I love seeing that my NL-only fantasy team contains four of the top 15 projected MLB ERA leaders (Strasburg, J. Johnson, Latos and Wainwright), all for a total of less than $20. I sure hope those numbers come to pass.
What was his HR% in Japan?
Brian,
Thanks for the great article and groundball info which has been impossible to find.
Here is an issue I see with the numbers, though. Your BB% and SO% for the Darvish projection in the middle of the page seem to be based on a different number of total batters faced when compared against the projection at the top of the page.
In other words you have him listed at 198 K’s and a 9.6 K/9, which would suggest around 729 batters faced to come up with a SO% of .272. However, the 41 BBs and 2.0 BB/9 rate suggest that it is based on a total batter count of about 708 batters to get the BB% of .058. Is this just an odd quirk of Oliver in the way that the percentages are calculated or are they supposed to be based on the same number of total batters and therefore incorrect?
The projected BB% and SO% will differ from the raw original data, as they’ve been adjusted for park and league.

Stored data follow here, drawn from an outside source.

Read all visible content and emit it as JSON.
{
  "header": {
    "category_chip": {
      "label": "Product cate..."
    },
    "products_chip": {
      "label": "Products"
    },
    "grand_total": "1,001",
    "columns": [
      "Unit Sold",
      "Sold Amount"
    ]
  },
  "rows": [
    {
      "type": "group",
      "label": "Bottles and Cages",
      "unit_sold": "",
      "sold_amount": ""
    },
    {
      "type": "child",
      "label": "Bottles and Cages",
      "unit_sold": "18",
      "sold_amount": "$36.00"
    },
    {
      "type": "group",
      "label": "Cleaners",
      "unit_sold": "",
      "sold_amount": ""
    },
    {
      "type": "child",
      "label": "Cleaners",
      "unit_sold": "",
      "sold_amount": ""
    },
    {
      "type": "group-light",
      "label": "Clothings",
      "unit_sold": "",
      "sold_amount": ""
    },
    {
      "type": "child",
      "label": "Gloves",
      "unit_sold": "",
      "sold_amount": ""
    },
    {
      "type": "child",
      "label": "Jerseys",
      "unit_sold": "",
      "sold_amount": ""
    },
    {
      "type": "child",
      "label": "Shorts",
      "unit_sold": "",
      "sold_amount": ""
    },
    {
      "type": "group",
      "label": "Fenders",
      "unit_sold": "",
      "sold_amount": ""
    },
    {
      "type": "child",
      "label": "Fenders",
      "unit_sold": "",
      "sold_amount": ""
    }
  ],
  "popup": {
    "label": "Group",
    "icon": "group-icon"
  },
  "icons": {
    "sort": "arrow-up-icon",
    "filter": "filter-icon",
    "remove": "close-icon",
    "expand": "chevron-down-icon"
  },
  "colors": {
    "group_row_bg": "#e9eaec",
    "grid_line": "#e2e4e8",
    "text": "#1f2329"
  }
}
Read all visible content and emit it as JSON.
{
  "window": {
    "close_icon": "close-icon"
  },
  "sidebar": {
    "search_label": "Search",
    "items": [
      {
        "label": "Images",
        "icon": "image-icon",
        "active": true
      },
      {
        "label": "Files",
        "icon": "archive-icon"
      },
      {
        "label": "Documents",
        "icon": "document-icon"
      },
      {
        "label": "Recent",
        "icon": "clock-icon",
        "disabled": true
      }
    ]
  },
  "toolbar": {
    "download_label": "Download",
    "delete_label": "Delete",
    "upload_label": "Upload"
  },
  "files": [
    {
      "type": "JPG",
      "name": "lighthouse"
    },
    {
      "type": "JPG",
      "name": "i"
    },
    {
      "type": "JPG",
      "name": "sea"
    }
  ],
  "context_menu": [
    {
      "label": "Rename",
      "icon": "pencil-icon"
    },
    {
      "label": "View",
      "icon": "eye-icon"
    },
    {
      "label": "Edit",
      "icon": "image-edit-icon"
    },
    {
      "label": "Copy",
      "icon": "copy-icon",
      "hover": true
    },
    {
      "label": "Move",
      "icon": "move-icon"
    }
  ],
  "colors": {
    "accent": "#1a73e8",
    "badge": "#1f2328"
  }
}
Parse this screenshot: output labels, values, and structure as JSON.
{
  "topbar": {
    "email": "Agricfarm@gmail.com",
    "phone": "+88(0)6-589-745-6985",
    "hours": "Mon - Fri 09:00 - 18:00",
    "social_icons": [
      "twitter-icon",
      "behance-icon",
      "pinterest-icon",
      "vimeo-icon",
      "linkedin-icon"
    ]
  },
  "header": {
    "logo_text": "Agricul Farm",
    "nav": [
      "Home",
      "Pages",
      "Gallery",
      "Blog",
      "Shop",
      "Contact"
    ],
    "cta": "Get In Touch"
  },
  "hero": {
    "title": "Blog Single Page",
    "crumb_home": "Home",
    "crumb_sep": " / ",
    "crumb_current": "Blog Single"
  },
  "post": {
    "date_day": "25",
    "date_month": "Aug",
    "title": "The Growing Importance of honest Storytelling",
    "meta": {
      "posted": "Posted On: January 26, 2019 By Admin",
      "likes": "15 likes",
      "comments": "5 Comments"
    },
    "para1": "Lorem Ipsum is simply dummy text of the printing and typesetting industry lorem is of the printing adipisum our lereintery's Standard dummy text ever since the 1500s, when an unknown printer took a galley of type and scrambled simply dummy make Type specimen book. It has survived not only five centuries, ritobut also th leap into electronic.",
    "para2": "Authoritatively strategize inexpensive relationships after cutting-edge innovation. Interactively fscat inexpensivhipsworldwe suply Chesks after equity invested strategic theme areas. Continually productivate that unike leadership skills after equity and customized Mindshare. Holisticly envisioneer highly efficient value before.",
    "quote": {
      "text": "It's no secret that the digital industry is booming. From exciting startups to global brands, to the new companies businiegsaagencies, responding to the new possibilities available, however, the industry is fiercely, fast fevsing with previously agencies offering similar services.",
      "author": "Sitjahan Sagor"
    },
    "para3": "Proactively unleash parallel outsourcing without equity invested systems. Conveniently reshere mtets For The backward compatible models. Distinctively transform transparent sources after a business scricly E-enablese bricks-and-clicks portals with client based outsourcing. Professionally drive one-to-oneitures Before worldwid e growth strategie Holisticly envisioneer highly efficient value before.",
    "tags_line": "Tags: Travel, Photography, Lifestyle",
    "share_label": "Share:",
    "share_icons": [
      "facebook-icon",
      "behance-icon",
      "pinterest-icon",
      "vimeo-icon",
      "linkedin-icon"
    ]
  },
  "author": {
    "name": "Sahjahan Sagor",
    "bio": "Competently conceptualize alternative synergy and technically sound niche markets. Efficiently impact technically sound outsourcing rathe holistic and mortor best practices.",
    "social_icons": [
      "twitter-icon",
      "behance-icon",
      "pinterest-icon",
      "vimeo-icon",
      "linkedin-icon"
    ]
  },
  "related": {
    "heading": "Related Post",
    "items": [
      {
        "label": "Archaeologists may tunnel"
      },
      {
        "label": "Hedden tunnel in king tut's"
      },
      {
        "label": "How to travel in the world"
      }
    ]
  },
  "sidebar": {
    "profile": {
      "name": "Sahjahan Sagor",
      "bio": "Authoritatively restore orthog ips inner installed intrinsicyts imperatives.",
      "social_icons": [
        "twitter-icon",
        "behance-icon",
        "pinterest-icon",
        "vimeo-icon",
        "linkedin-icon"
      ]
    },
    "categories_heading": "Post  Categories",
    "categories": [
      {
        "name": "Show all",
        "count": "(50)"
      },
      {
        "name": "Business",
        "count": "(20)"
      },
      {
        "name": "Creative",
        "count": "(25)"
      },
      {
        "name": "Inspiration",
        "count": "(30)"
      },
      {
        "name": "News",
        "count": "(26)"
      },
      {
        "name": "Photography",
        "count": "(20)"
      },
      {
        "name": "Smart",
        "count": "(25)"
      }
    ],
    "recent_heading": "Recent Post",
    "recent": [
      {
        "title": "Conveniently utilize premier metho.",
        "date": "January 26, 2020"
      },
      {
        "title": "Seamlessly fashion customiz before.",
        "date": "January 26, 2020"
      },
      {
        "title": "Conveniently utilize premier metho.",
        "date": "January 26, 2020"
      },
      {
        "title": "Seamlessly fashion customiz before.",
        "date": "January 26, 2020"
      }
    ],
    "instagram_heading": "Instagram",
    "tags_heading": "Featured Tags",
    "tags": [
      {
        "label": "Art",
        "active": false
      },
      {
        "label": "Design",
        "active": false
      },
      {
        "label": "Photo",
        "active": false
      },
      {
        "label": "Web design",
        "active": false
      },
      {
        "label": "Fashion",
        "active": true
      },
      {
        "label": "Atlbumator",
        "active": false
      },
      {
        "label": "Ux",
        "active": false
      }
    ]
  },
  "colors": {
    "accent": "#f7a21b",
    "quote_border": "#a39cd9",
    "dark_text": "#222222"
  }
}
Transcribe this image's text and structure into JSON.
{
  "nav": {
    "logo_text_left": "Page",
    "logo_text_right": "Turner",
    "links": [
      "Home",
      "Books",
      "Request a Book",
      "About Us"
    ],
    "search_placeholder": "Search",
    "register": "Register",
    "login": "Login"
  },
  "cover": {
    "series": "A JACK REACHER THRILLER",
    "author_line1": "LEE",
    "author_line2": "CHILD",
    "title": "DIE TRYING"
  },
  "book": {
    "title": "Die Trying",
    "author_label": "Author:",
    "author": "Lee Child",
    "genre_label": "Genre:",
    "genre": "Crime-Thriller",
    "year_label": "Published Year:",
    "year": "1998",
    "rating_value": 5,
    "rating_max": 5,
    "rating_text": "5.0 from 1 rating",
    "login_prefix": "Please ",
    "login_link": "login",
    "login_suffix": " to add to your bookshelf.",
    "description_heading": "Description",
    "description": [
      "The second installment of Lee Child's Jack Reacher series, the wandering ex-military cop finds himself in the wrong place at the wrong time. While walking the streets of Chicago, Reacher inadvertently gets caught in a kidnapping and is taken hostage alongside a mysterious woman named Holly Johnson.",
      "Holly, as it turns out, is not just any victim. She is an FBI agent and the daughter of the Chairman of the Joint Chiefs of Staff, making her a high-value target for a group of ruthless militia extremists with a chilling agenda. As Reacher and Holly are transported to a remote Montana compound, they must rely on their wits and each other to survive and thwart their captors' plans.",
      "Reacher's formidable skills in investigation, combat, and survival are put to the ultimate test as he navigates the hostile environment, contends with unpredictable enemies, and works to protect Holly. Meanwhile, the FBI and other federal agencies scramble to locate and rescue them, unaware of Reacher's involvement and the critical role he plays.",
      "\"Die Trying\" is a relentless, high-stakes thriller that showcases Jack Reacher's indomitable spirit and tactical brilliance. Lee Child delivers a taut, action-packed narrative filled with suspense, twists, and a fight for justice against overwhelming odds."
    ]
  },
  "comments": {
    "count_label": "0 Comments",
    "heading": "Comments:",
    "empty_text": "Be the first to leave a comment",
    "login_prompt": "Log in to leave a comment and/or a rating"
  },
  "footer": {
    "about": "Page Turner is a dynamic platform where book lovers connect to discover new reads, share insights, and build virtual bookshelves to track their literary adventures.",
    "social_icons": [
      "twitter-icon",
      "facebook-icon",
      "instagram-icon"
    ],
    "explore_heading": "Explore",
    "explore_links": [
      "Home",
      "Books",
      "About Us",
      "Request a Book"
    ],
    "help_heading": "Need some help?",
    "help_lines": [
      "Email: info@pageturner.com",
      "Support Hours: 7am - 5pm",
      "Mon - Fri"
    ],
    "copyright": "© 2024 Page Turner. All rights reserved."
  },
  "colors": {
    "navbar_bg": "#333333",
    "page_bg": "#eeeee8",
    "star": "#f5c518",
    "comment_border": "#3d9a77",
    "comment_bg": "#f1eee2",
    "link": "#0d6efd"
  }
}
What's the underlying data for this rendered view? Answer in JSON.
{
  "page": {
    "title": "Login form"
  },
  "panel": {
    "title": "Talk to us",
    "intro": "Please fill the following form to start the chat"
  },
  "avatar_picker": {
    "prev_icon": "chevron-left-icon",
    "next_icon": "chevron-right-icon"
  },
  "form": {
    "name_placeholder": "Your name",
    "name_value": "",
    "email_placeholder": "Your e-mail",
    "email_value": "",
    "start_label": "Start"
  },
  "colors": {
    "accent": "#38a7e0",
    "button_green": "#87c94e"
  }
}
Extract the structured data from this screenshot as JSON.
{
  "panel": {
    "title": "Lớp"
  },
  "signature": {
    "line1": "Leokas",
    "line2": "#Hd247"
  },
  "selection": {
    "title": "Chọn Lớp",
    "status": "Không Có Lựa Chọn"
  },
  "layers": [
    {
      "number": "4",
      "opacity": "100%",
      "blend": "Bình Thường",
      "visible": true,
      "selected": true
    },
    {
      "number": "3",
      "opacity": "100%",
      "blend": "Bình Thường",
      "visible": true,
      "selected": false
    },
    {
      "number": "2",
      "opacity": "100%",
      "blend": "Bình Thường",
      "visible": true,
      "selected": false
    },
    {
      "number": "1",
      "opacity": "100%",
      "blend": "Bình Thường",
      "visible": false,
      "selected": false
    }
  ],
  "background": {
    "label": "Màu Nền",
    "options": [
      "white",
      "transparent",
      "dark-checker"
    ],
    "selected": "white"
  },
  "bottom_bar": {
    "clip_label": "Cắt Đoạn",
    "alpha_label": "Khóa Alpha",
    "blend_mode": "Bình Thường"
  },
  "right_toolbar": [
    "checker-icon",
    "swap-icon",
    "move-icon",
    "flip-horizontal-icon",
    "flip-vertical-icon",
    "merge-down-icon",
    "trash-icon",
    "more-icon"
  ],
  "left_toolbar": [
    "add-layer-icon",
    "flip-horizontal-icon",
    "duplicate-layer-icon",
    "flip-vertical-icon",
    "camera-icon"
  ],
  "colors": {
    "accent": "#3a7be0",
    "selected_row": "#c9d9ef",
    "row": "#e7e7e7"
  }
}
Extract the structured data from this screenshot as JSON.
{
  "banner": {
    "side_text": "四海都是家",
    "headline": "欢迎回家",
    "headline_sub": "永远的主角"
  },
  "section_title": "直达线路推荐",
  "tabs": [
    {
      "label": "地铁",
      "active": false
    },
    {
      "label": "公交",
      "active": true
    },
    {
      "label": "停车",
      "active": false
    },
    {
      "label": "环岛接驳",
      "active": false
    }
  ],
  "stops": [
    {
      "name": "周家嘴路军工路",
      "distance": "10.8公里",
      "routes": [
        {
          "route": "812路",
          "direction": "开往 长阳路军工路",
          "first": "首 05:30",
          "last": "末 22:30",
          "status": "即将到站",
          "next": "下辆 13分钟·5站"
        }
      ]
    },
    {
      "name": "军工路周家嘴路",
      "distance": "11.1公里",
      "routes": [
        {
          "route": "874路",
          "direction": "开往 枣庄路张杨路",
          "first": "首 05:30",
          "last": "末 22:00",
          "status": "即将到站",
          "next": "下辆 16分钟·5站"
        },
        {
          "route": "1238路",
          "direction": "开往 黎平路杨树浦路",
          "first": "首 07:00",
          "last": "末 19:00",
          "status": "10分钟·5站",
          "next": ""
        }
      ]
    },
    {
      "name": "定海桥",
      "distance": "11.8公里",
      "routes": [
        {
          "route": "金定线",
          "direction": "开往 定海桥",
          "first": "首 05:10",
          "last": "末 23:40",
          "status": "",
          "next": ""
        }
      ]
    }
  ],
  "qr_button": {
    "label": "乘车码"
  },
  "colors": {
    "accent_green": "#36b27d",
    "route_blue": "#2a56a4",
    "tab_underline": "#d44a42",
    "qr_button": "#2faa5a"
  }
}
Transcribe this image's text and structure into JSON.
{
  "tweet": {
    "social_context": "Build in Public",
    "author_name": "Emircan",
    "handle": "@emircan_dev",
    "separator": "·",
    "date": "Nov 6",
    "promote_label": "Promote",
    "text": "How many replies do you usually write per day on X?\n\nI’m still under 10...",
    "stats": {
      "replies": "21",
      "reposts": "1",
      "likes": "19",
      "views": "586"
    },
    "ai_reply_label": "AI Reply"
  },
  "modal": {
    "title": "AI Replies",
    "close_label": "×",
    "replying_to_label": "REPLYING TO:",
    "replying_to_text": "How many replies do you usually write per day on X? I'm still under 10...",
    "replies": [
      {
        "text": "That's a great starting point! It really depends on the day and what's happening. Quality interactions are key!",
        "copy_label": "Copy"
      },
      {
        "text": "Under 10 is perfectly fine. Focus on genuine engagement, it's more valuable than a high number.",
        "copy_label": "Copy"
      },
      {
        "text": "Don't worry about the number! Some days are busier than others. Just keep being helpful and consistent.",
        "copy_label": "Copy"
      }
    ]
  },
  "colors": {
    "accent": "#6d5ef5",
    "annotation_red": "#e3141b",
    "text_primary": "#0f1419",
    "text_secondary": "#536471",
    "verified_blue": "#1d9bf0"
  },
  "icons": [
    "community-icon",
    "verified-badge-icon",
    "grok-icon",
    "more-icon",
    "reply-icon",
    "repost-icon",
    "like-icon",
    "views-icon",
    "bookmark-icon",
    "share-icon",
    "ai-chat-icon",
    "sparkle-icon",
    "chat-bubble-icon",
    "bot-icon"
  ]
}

I then compared the translated data to actual MLB performance to check the accuracy of the translation.
Darvish’s unadjusted rate stats
Year HR/BC BB/PA SO/PA HR/9 BB/9 SO/9
2007 .017 .061 .266 0.4 2.1 9.1
2008 .022 .058 .272 0.5 2.0 9.3
2009 .019 .064 .238 0.4 2.2 8.3
2010 .010 .058 .276 0.2 2.1 9.9
2011 .009 .041 .312 0.2 1.4 10.7
</pre>
NPB adopted a new ball standard in 2011, which droped the HR% to 64% of previous, so the .009 HR/BC in 2011 is equivalent to .014 in the other seasons.
When I do all the projections, I have a set of 260 pitchers who have pitched in Japan and the US from 1998-2011. The factors are calculated so that the average error is zero, where all the plus errors cancel out the minus errors. Regression helps reduce the total error (does not care whether high or low) by bringing all the projections closer to the center, thus reducing the outliers.